Using DuckDB appender with JSON column

Hi all, I’m interested to know if it would be possible to adjust the Appender API in DuckDB to support JSON. Let me explain.

As noted here JSON Overview – DuckDB we can create columns with the JSON data type. However, if we say create a dataframe with a column of formatted JSON strings and naively use the appender, it won’t work. I guess that when the appender gets a String type from Julia, it will call down to the duckdb_append_varchar method (see duckdb/tools/juliapkg/src/appender.jl at main · duckdb/duckdb · GitHub) but there is no automatic coversion of the VARCHAR (corresponding DuckDB type) to JSON. Although the bottom of this page indicates that it is possible, at least in some cases JSON Type – DuckDB.

So, to ask the DuckDB experts, is this possible? Is it possible from the Julia level to some how detect a column has JSON type and allow VARCHAR conversion? I also looked at the C API and am not even sure how (if) this would work at that level. Appender – DuckDB

For interest, here is a little code snippet that illustrates what I mean.

using DuckDB, DataFrames, JSON3

if isfile("./test.db")
    rm("./test.db")
end

con = DBInterface.connect(DuckDB.DB, "./test.db")
DBInterface.execute(con, """
    CREATE TABLE tab (
        name TEXT PRIMARY KEY,
        data JSON
    );
""")

# works
# DBInterface.execute(con, """
#     INSERT INTO tab VALUES
#     ('a', '{"name":"Beavis", "age":30, "car":null}'),
#     ('b', '{"name":"Butthead", "age":30, "car":"bad"}');
# """)

# Appender won't work
df = DataFrame(
    name = ["a", "b"],
    data = ["""{"name":"Beavis", "age":30, "car":null}""", """{"name":"Butthead", "age":30, "car":"bad"}"""]
)

appender = DuckDB.Appender(con, "tab")
for i in eachrow(df)
    for j in i
        DuckDB.append(appender, j)
    end
    DuckDB.end_row(appender)
end

# get the data
vals = DBInterface.execute(con, "SELECT * FROM tab;") |> DataFrame
JSON3.read(vals[1, :data])

DBInterface.close!(con)

Maybe I’m not understanding your question, but I don’t seem to have an issue with using the Appender for JSON data. Example:

#Data where :metadata is a column with JSON string as a String
  data = DataFrames.select(
  withJStr, #Other DataFrame with example JSON String column and other irrelevant data
  :id => (x->collect(1:length(x))),
  :id => identity => :acc,
  :metadata
);

#Appender API adding
DBInterface.execute(dconn,
    "CREATE OR REPLACE TABLE jtable (id INTEGER PRIMARY KEY, acc STRING, metadata JSON)")
# create data to insert
appender = DuckDB.Appender(dconn, "jtable")
for i in eachrow(data)
    for j in i
        DuckDB.append(appender, j)
    end
    DuckDB.end_row(appender)
end
# close the appender after all rows
DuckDB.close(appender)

DBInterface.execute(dconn,"select metadata->'\$.annotationScore' as jPathQ, * from jtable") |> DataFrame

returns example:

Row  	jPathQ	id	     acc	                       metadata
         String	Int32	String	                        String 
1	      3	      1	    uniprot_meta:A0A009H1I9	       {"annotationScore":3,....(truncated for space)
...
...

Is that what you are trying to do?

1 Like

What’s withJStr?

It’s just a DataFrame with a column that has a JSON String. It had a bunch of other junk too so I just selected the example columns needed.

1 Like

Ok, thanks. It still appears to not work for me, unless you see something I’m doing wrong here. However directly using DBInterface.execue works, as in the main MWE above.
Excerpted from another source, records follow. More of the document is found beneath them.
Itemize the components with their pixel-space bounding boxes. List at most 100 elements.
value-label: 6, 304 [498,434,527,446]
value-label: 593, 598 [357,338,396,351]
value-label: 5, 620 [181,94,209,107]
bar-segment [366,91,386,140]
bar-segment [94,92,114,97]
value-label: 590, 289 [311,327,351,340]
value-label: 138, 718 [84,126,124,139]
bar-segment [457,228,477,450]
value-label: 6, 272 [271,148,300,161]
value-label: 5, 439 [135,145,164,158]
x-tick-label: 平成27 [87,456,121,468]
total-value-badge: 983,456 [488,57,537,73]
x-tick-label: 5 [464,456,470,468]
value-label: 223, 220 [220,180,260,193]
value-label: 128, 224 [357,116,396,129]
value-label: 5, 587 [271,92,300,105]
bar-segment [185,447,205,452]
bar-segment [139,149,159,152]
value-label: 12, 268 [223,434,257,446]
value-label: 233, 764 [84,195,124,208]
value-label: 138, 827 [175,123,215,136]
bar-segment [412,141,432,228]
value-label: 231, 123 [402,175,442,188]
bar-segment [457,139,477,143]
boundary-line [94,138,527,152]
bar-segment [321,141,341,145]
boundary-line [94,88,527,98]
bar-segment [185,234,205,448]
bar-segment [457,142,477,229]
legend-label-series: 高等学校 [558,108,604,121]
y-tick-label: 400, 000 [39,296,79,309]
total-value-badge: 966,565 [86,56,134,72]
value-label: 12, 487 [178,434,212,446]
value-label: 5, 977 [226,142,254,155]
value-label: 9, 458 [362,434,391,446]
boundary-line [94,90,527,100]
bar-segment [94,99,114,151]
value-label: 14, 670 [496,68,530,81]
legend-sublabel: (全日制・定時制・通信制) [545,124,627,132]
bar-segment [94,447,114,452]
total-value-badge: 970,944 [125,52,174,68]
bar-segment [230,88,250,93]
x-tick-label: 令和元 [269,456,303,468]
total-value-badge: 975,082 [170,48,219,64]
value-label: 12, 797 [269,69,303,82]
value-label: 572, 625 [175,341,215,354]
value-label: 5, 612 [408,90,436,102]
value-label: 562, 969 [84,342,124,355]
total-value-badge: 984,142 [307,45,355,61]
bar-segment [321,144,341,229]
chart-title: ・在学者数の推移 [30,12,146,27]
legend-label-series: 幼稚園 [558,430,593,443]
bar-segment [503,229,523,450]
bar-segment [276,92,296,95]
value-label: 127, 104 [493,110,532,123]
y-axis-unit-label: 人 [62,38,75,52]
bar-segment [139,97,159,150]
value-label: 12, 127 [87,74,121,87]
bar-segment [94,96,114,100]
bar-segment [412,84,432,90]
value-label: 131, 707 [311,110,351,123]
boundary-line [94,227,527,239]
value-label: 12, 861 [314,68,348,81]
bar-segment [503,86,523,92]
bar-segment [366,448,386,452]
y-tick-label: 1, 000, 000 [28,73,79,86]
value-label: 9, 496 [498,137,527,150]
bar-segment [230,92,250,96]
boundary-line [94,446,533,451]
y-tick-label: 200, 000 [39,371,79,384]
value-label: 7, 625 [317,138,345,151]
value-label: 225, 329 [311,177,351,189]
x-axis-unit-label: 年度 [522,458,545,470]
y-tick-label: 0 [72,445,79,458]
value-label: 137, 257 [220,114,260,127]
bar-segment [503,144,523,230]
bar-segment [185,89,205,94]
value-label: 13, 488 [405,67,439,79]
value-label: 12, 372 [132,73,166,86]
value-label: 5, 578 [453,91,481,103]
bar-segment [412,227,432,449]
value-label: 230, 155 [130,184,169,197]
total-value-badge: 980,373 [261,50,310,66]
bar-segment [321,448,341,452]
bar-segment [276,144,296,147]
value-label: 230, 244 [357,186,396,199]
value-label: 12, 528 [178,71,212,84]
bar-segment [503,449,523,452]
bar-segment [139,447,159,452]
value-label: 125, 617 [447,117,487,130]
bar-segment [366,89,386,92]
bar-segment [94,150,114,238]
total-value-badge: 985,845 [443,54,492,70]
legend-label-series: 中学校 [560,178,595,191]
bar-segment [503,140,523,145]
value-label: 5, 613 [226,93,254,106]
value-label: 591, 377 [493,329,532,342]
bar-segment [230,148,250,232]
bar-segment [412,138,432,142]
julia> # Appender won't work
       df = DataFrame(
           name = ["a", "b"],
           data = JSON3.write.([Dict(:k1=>"v", :k2=>30), Dict(:k1=>"x", :k2=>1)])
       )
2×2 DataFrame
 Row │ name    data               
     │ String  String             
─────┼────────────────────────────
   1 │ a       {"k1":"v","k2":30}
   2 │ b       {"k1":"x","k2":1}

julia> appender = DuckDB.Appender(con, "tab")
DuckDB.Appender(Ptr{Nothing} @0x000000014a750b00)

julia> for i in eachrow(df)
           for j in i
               DuckDB.append(appender, j)
           end
           DuckDB.end_row(appender)
       end

       # get the data

julia> vals = DBInterface.execute(con, "SELECT * FROM tab;") |> DataFrame
0×2 DataFrame
 Row │ name    data   
     │ String  String 
─────┴────────────────

Closing this. It was a dumb mistake. I didn’t close the appender DuckDB.close(appender). JSON is working fine. Thanks for the help @NAS.